This is probably a very basic/introductory thing, but let me paint a scenario:
Let’s say I’m using jQuery to do some sort of mini quiz game on my site. The user clicks the correct answer, and then a window pops up with a secret “winner’s code” that they can redeem elsewhere.
How can I generate the winner’s code so that it doesn’t just appear in the HTML and in a way that users cannot reverse-engineer it (at least without considerable effort)?
I mean, if I just generated an encoded string containing their username and some sort of additional information only I know, that would work, right?

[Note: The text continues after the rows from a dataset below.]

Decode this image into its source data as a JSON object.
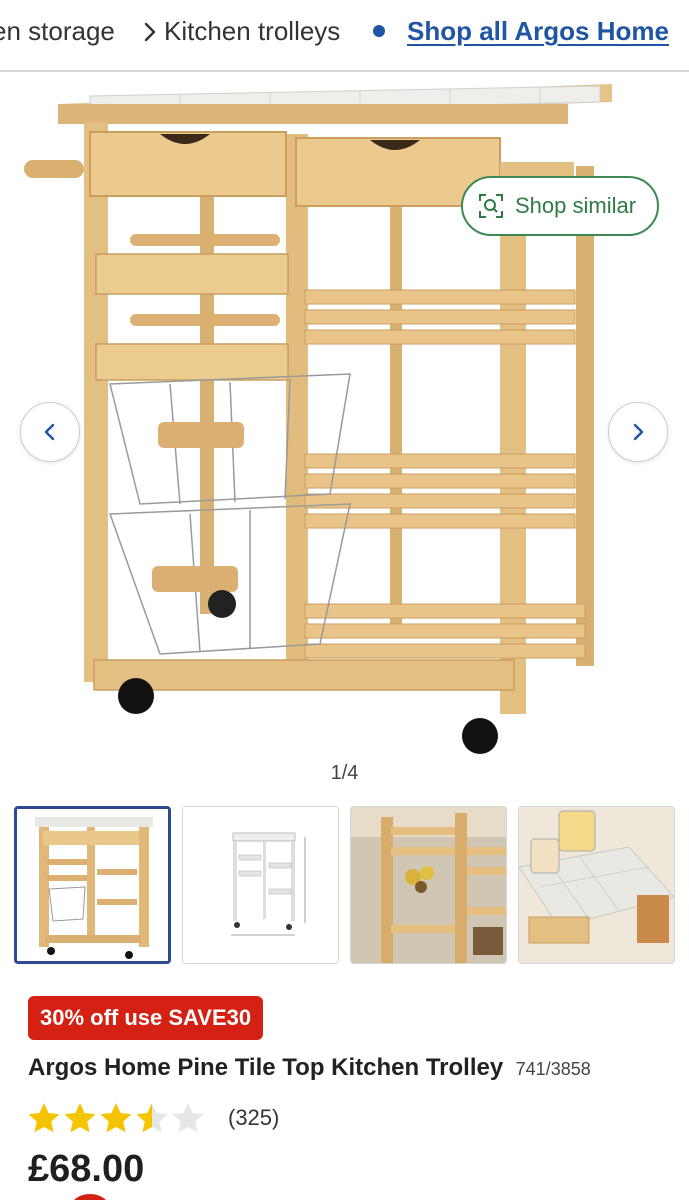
{
  "breadcrumb": {
    "previous": "en storage",
    "current": "Kitchen trolleys",
    "shop_all": "Shop all Argos Home"
  },
  "gallery": {
    "shop_similar": "Shop similar",
    "pager": "1/4"
  },
  "product": {
    "promo": "30% off use SAVE30",
    "title": "Argos Home Pine Tile Top Kitchen Trolley",
    "sku": "741/3858",
    "rating": 3.5,
    "rating_max": 5,
    "review_count": "(325)",
    "price": "£68.00"
  },
  "colors": {
    "brand_blue": "#1f55a4",
    "promo_red": "#d42114",
    "star_yellow": "#f5c400",
    "similar_green": "#2f7a45"
  }
}
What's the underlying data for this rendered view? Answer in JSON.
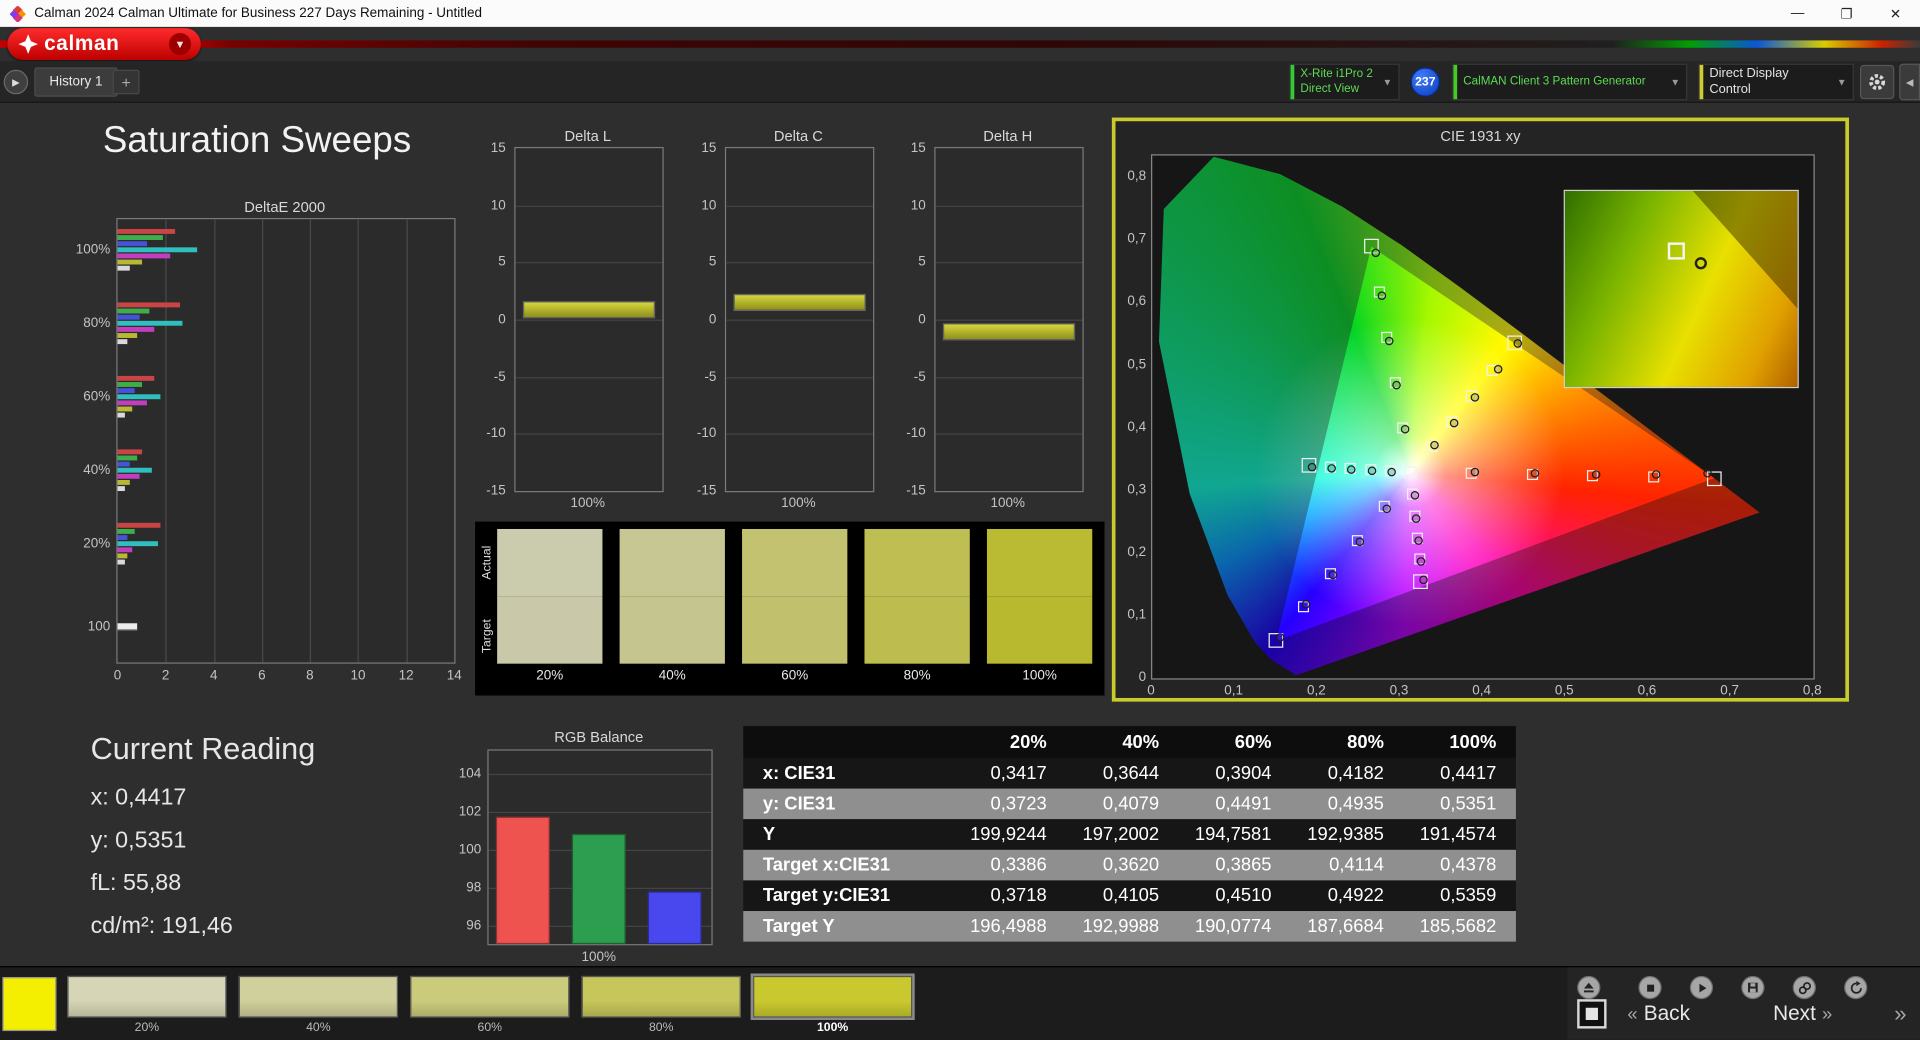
{
  "titlebar": {
    "title": "Calman 2024 Calman Ultimate for Business 227 Days Remaining  - Untitled",
    "minimize": "—",
    "maximize": "❐",
    "close": "✕"
  },
  "brand": {
    "logo_text": "calman"
  },
  "tabbar": {
    "history_tab": "History 1",
    "add_tab": "+"
  },
  "device_bar": {
    "meter_line1": "X-Rite i1Pro 2",
    "meter_line2": "Direct View",
    "meter_badge": "237",
    "pattern_generator": "CalMAN Client 3 Pattern Generator",
    "display_control": "Direct Display Control"
  },
  "page_title": "Saturation Sweeps",
  "current_reading": {
    "title": "Current Reading",
    "lines": [
      "x: 0,4417",
      "y: 0,5351",
      "fL: 55,88",
      "cd/m²: 191,46"
    ]
  },
  "bottom_bar": {
    "active_color": "#f4ee00",
    "swatches": [
      {
        "label": "20%",
        "color": "#d6d6b6",
        "selected": false
      },
      {
        "label": "40%",
        "color": "#d0d09c",
        "selected": false
      },
      {
        "label": "60%",
        "color": "#cbcb7c",
        "selected": false
      },
      {
        "label": "80%",
        "color": "#c6c65a",
        "selected": false
      },
      {
        "label": "100%",
        "color": "#c9c92f",
        "selected": true
      }
    ],
    "back_chevron": "«",
    "back_label": "Back",
    "next_label": "Next",
    "next_chevron": "»"
  },
  "chart_data": [
    {
      "id": "deltae2000",
      "type": "bar",
      "orientation": "horizontal",
      "title": "DeltaE 2000",
      "xlim": [
        0,
        14
      ],
      "xticks": [
        0,
        2,
        4,
        6,
        8,
        10,
        12,
        14
      ],
      "series_colors": [
        "#c94545",
        "#3fae4a",
        "#4653d8",
        "#2fbfbf",
        "#bf3fbf",
        "#b8b832",
        "#d9d9d9"
      ],
      "groups": [
        {
          "label": "100%",
          "values": [
            2.4,
            1.9,
            1.2,
            3.3,
            2.2,
            1.0,
            0.5
          ]
        },
        {
          "label": "80%",
          "values": [
            2.6,
            1.3,
            0.9,
            2.7,
            1.5,
            0.8,
            0.4
          ]
        },
        {
          "label": "60%",
          "values": [
            1.5,
            1.0,
            0.7,
            1.8,
            1.2,
            0.6,
            0.3
          ]
        },
        {
          "label": "40%",
          "values": [
            1.0,
            0.8,
            0.5,
            1.4,
            0.9,
            0.5,
            0.3
          ]
        },
        {
          "label": "20%",
          "values": [
            1.8,
            0.7,
            0.4,
            1.7,
            0.6,
            0.4,
            0.3
          ]
        },
        {
          "label": "100",
          "values": [
            0.8
          ]
        }
      ]
    },
    {
      "id": "deltaL",
      "type": "bar",
      "title": "Delta L",
      "ylim": [
        -15,
        15
      ],
      "yticks": [
        15,
        10,
        5,
        0,
        -5,
        -10,
        -15
      ],
      "xlabel": "100%",
      "value": 0.9,
      "bar_color": "#b9b931"
    },
    {
      "id": "deltaC",
      "type": "bar",
      "title": "Delta C",
      "ylim": [
        -15,
        15
      ],
      "yticks": [
        15,
        10,
        5,
        0,
        -5,
        -10,
        -15
      ],
      "xlabel": "100%",
      "value": 1.5,
      "bar_color": "#b9b931"
    },
    {
      "id": "deltaH",
      "type": "bar",
      "title": "Delta H",
      "ylim": [
        -15,
        15
      ],
      "yticks": [
        15,
        10,
        5,
        0,
        -5,
        -10,
        -15
      ],
      "xlabel": "100%",
      "value": -1.1,
      "bar_color": "#b9b931"
    },
    {
      "id": "saturation_swatches",
      "type": "swatch-compare",
      "row_labels": [
        "Actual",
        "Target"
      ],
      "items": [
        {
          "label": "20%",
          "actual": "#cbcbad",
          "target": "#c9c9a9"
        },
        {
          "label": "40%",
          "actual": "#c7c793",
          "target": "#c5c58f"
        },
        {
          "label": "60%",
          "actual": "#c2c271",
          "target": "#c0c06d"
        },
        {
          "label": "80%",
          "actual": "#bebe53",
          "target": "#bcbc4f"
        },
        {
          "label": "100%",
          "actual": "#bbbb33",
          "target": "#b9b930"
        }
      ]
    },
    {
      "id": "cie1931",
      "type": "scatter",
      "title": "CIE 1931 xy",
      "xlim": [
        0,
        0.8
      ],
      "ylim": [
        0,
        0.8
      ],
      "xtick_labels": [
        "0",
        "0,1",
        "0,2",
        "0,3",
        "0,4",
        "0,5",
        "0,6",
        "0,7",
        "0,8"
      ],
      "ytick_labels": [
        "0,8",
        "0,7",
        "0,6",
        "0,5",
        "0,4",
        "0,3",
        "0,2",
        "0,1",
        "0"
      ],
      "white_point": [
        0.3127,
        0.329
      ],
      "sweeps": [
        {
          "name": "yellow",
          "targets": [
            [
              0.3386,
              0.3718
            ],
            [
              0.362,
              0.4105
            ],
            [
              0.3865,
              0.451
            ],
            [
              0.4114,
              0.4922
            ],
            [
              0.4378,
              0.5359
            ]
          ],
          "measured": [
            [
              0.3417,
              0.3723
            ],
            [
              0.3644,
              0.4079
            ],
            [
              0.3904,
              0.4491
            ],
            [
              0.4182,
              0.4935
            ],
            [
              0.4417,
              0.5351
            ]
          ]
        },
        {
          "name": "red",
          "targets": [
            [
              0.386,
              0.327
            ],
            [
              0.46,
              0.325
            ],
            [
              0.533,
              0.324
            ],
            [
              0.607,
              0.322
            ],
            [
              0.68,
              0.32
            ]
          ],
          "measured": [
            [
              0.39,
              0.329
            ],
            [
              0.463,
              0.328
            ],
            [
              0.537,
              0.326
            ],
            [
              0.61,
              0.325
            ],
            [
              0.672,
              0.327
            ]
          ]
        },
        {
          "name": "green",
          "targets": [
            [
              0.303,
              0.401
            ],
            [
              0.294,
              0.473
            ],
            [
              0.284,
              0.546
            ],
            [
              0.275,
              0.618
            ],
            [
              0.265,
              0.69
            ]
          ],
          "measured": [
            [
              0.306,
              0.398
            ],
            [
              0.296,
              0.468
            ],
            [
              0.287,
              0.54
            ],
            [
              0.278,
              0.611
            ],
            [
              0.27,
              0.68
            ]
          ]
        },
        {
          "name": "blue",
          "targets": [
            [
              0.28,
              0.275
            ],
            [
              0.248,
              0.221
            ],
            [
              0.215,
              0.168
            ],
            [
              0.183,
              0.114
            ],
            [
              0.15,
              0.06
            ]
          ],
          "measured": [
            [
              0.283,
              0.272
            ],
            [
              0.251,
              0.218
            ],
            [
              0.219,
              0.165
            ],
            [
              0.186,
              0.118
            ],
            [
              0.155,
              0.066
            ]
          ]
        },
        {
          "name": "cyan",
          "targets": [
            [
              0.288,
              0.331
            ],
            [
              0.264,
              0.333
            ],
            [
              0.239,
              0.336
            ],
            [
              0.215,
              0.338
            ],
            [
              0.19,
              0.34
            ]
          ],
          "measured": [
            [
              0.29,
              0.33
            ],
            [
              0.266,
              0.332
            ],
            [
              0.241,
              0.334
            ],
            [
              0.217,
              0.336
            ],
            [
              0.193,
              0.338
            ]
          ]
        },
        {
          "name": "magenta",
          "targets": [
            [
              0.315,
              0.294
            ],
            [
              0.318,
              0.259
            ],
            [
              0.32,
              0.224
            ],
            [
              0.323,
              0.19
            ],
            [
              0.325,
              0.155
            ]
          ],
          "measured": [
            [
              0.317,
              0.292
            ],
            [
              0.319,
              0.256
            ],
            [
              0.322,
              0.221
            ],
            [
              0.325,
              0.187
            ],
            [
              0.328,
              0.158
            ]
          ]
        }
      ]
    },
    {
      "id": "rgb_balance",
      "type": "bar",
      "title": "RGB Balance",
      "categories": [
        "Red",
        "Green",
        "Blue"
      ],
      "values": [
        101.7,
        100.8,
        97.8
      ],
      "colors": [
        "#ef5350",
        "#2d9e4f",
        "#4848ee"
      ],
      "ylim": [
        95,
        105.2
      ],
      "yticks": [
        104,
        102,
        100,
        98,
        96
      ],
      "xlabel": "100%"
    },
    {
      "id": "cie_table",
      "type": "table",
      "columns": [
        "",
        "20%",
        "40%",
        "60%",
        "80%",
        "100%"
      ],
      "rows": [
        {
          "label": "x: CIE31",
          "values": [
            "0,3417",
            "0,3644",
            "0,3904",
            "0,4182",
            "0,4417"
          ]
        },
        {
          "label": "y: CIE31",
          "values": [
            "0,3723",
            "0,4079",
            "0,4491",
            "0,4935",
            "0,5351"
          ]
        },
        {
          "label": "Y",
          "values": [
            "199,9244",
            "197,2002",
            "194,7581",
            "192,9385",
            "191,4574"
          ]
        },
        {
          "label": "Target x:CIE31",
          "values": [
            "0,3386",
            "0,3620",
            "0,3865",
            "0,4114",
            "0,4378"
          ]
        },
        {
          "label": "Target y:CIE31",
          "values": [
            "0,3718",
            "0,4105",
            "0,4510",
            "0,4922",
            "0,5359"
          ]
        },
        {
          "label": "Target Y",
          "values": [
            "196,4988",
            "192,9988",
            "190,0774",
            "187,6684",
            "185,5682"
          ]
        }
      ]
    }
  ]
}
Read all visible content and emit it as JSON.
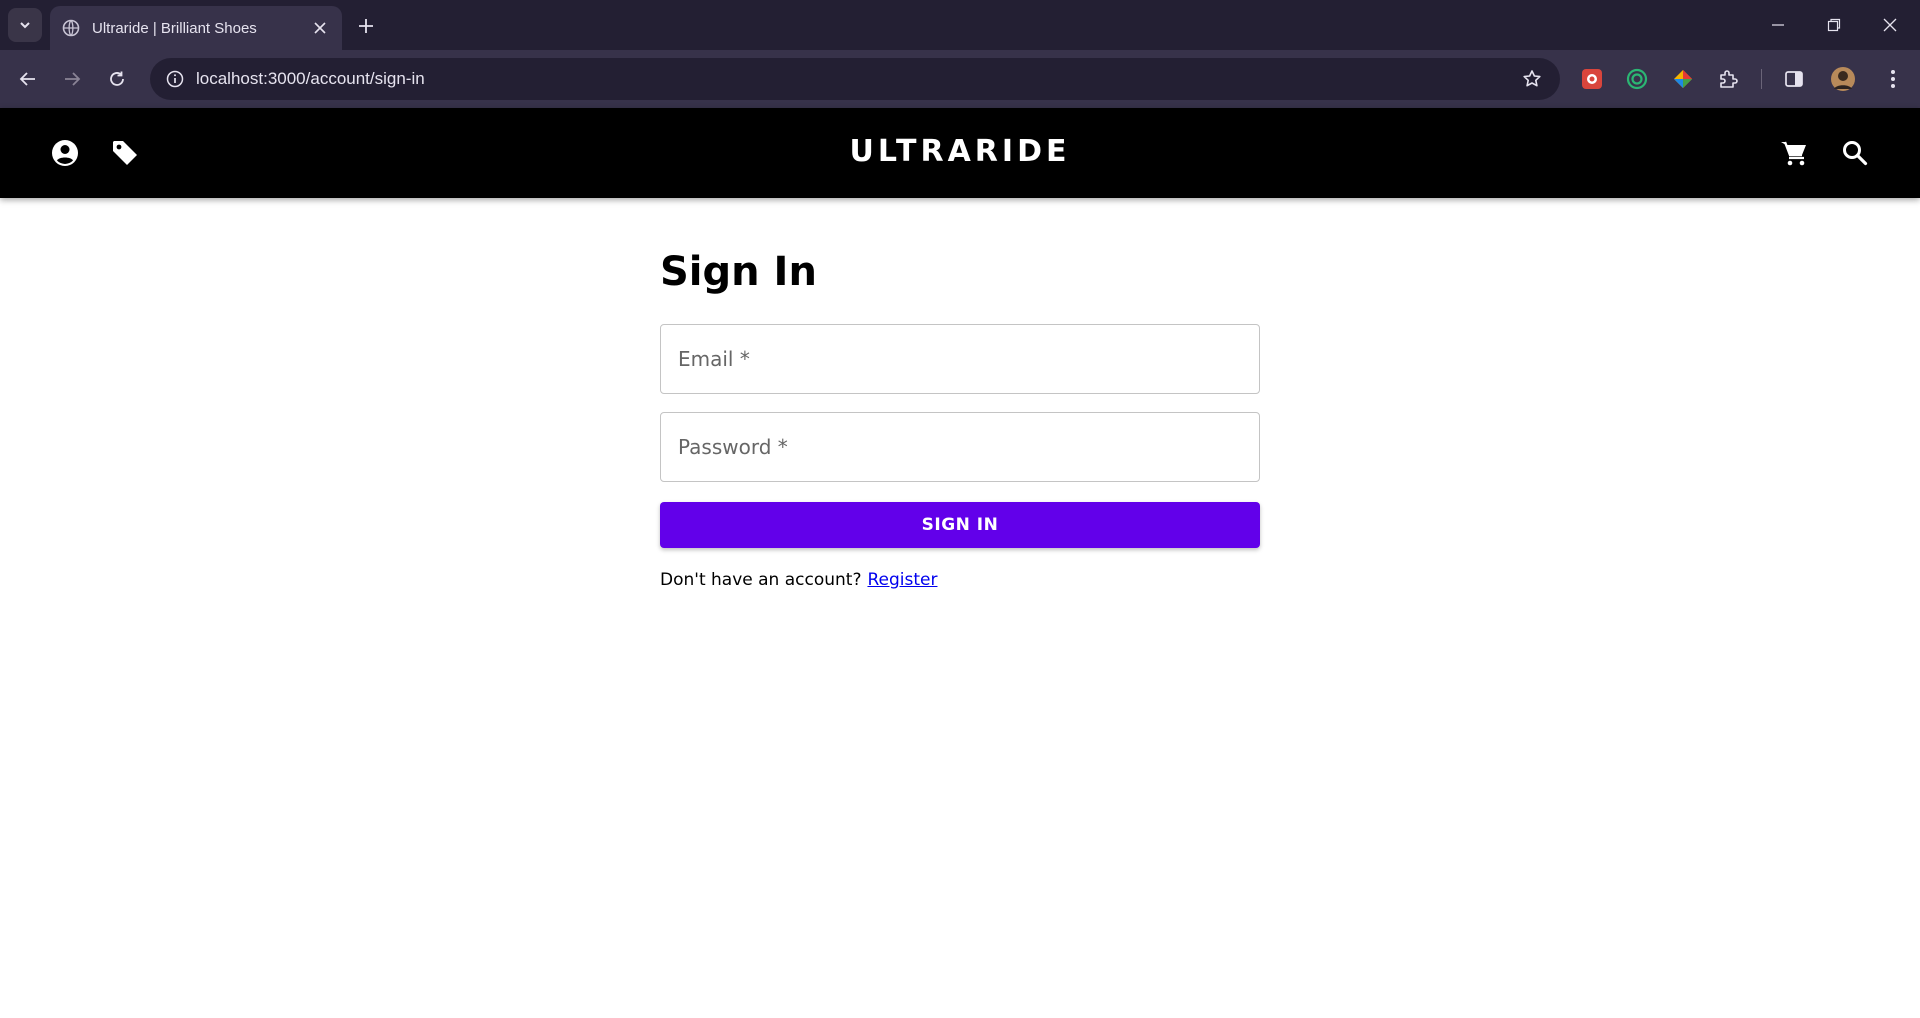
{
  "browser": {
    "tab_title": "Ultraride | Brilliant Shoes",
    "url": "localhost:3000/account/sign-in"
  },
  "site": {
    "brand": "ULTRARIDE",
    "header_icons": [
      "account-icon",
      "tag-icon",
      "cart-icon",
      "search-icon"
    ]
  },
  "signin": {
    "title": "Sign In",
    "email_label": "Email *",
    "password_label": "Password *",
    "button_label": "SIGN IN",
    "register_prompt": "Don't have an account?",
    "register_link": "Register"
  },
  "colors": {
    "primary": "#6200ea",
    "header_bg": "#000000",
    "link": "#0000ee"
  }
}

Or MD5 hash or something, but how do I make it so the winner’s code itself doesn’t appear in the HTML, and only when the correct answer is chosen?
Thank you for any suggested reading/tutorials/assistance/advice you can offer.
There are a couple of questions there.
1) How to generate a secure code:
if you are implementing a ‘winner code’ you could use an hashed iv + secret + user information, or some signing mechanism. You could also implement a code expiry time on the server so that you could further raise the bar, if necessary.
2) Getting the code to the winning user:
If you don’t want the code to appear in the html, then you want to use ajax to get it. Then inject the code into the DOM where you want to display it. Further, you should be using a secure SSL channel to do this so that you guard against sniffing. Even further, consider some kind of ‘one-time’ token so that a man-in-the-middle cannot repost your code request and receive the same win code.
Hope this gives you something to consider.